The “Highest-and-Best, I-Really-Mean-it-This-Time” Offer
I’ve previously blogged about the practice of “highest and best” offers (“Highest and Best, Explained.“) Typically used by banks selling foreclosures, “highest and best” is a way to efficiently sort out multiple offers and identify a winning bidder.
Implicit in “highest and best” is a quid pro quo between the bank and would-be Buyers: Buyers “cut to the chase” and put their highest offer — with the best terms (closing date, contingencies, etc.) — on the table.
In exchange, the bank agrees to select the best offer — one more round, no counters.
Except in practice, that’s not what the banks have been doing (at least in many cases).
“Highest & Best” Redux
I’ve been in at least five deals the last few months where my client was told, after submitting an offer, to re-submit their “highest and best” offer — which they did.
After a few days elapsed, guess what the listing agent (representing the bank) called to tell me?

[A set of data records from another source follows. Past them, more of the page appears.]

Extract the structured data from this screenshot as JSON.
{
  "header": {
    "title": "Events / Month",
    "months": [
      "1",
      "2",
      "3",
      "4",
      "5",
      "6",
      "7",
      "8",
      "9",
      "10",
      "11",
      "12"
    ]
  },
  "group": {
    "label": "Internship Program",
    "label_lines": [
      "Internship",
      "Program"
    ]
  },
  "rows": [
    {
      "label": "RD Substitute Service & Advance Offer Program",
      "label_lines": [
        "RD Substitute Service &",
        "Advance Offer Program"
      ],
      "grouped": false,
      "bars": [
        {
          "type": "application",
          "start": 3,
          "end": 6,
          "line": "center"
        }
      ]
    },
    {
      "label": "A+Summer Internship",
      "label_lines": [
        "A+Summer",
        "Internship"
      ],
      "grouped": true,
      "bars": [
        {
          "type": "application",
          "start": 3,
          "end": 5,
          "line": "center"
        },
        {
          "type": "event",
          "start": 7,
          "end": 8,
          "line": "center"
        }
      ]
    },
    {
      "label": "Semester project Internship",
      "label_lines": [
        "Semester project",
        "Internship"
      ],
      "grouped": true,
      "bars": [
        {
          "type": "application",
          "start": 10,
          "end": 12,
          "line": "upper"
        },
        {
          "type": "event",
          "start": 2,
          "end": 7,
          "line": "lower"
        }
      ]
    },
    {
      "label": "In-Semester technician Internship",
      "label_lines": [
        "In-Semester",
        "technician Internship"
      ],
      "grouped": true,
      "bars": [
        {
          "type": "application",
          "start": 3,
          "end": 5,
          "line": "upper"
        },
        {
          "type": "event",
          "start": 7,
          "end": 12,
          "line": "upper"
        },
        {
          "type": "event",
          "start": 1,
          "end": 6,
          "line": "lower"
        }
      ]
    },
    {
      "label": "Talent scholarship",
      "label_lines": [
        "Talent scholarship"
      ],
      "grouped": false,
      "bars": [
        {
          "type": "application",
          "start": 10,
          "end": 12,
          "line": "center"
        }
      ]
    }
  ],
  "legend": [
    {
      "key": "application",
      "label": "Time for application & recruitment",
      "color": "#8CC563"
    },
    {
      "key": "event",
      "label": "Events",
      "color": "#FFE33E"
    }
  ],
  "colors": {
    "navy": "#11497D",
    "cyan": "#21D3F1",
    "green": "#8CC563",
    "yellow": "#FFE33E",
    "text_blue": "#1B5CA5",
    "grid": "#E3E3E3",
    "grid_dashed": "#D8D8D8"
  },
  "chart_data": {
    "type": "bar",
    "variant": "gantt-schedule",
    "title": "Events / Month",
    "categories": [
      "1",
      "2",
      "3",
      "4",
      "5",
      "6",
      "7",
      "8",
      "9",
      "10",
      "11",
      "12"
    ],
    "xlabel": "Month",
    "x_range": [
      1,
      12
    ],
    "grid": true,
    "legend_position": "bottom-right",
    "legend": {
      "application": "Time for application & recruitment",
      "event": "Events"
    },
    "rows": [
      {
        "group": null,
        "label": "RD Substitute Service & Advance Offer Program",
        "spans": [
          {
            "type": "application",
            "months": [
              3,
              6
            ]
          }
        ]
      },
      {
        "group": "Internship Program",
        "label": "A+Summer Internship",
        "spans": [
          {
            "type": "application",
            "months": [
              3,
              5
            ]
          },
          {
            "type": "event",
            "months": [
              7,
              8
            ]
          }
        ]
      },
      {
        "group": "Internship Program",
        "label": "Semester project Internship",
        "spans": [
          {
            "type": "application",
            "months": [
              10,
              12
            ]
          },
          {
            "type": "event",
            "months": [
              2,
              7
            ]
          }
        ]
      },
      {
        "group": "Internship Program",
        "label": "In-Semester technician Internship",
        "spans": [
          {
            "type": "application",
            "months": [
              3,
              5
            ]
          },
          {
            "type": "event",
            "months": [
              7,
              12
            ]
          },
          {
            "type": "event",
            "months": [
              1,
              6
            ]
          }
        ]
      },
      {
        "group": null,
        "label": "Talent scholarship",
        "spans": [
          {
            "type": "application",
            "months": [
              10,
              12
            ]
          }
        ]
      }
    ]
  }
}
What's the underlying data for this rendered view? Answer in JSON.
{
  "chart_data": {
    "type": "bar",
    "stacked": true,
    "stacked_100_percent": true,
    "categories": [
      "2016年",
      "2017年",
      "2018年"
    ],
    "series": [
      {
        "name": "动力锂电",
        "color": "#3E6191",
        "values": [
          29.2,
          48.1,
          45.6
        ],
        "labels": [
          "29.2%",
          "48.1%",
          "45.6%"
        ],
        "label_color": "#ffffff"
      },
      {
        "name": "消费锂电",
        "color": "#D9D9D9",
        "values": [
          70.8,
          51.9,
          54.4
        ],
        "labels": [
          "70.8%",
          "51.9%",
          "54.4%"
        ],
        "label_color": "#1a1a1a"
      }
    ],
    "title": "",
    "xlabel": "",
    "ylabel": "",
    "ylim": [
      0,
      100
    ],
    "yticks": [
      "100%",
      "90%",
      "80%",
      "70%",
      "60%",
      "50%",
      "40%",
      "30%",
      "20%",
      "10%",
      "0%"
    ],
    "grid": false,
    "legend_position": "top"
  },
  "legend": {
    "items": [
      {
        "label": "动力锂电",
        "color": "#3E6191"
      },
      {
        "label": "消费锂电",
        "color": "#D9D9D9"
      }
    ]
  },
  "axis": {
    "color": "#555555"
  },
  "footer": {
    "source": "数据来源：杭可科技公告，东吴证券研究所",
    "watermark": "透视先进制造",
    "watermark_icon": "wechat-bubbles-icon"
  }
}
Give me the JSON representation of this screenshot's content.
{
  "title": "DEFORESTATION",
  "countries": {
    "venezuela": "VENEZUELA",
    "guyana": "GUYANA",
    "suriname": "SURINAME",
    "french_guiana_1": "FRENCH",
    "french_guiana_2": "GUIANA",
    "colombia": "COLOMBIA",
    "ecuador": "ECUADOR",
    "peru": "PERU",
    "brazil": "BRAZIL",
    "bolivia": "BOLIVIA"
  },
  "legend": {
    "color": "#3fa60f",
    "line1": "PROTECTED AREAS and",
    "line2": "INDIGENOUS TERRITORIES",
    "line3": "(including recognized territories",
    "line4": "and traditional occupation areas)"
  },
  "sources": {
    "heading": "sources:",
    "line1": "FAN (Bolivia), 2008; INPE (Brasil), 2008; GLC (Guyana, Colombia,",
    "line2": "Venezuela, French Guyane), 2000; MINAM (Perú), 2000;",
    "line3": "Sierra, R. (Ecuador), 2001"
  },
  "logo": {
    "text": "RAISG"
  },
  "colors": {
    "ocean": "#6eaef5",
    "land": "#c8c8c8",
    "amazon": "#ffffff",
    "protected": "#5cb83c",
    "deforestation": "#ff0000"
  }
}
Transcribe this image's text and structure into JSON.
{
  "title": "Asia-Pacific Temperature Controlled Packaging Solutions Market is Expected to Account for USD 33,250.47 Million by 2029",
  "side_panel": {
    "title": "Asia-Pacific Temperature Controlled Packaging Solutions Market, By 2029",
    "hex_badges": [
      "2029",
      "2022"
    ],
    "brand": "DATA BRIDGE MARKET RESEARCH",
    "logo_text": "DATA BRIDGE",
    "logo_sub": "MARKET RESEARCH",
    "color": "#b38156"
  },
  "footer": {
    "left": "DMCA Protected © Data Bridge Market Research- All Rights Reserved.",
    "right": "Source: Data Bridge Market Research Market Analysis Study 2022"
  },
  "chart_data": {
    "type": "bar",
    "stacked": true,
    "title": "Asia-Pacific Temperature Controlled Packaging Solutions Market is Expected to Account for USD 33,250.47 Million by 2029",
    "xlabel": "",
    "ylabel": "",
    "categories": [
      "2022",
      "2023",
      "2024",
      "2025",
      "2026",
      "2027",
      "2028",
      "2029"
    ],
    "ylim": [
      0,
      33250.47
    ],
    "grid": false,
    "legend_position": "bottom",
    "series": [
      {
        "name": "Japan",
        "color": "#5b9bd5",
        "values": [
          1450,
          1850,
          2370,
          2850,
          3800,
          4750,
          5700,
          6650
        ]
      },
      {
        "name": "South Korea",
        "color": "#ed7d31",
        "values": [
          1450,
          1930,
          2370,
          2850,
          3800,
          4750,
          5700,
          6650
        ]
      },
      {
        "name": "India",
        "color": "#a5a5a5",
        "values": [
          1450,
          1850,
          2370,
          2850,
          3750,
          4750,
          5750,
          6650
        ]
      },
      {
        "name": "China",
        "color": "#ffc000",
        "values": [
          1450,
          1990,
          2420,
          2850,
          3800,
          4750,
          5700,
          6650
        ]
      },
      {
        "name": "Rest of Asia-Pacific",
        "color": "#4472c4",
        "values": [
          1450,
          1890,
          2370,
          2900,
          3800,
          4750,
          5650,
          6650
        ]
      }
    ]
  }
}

There was still no clear winner, so my client was invited to — you guessed it — “submit their ‘highest and best’ offer” once again. (I suppose this would be their “really-highest-and-best-I’m-not-kidding” offer.)
Since my client already submitted their (genuinely) highest and best offer the first time . . . they dropped out.
Feeling manipulated, no doubt other bidders did as well.
No wonder you see so many foreclosure deals fall apart, start over, and otherwise stagger across the finish line.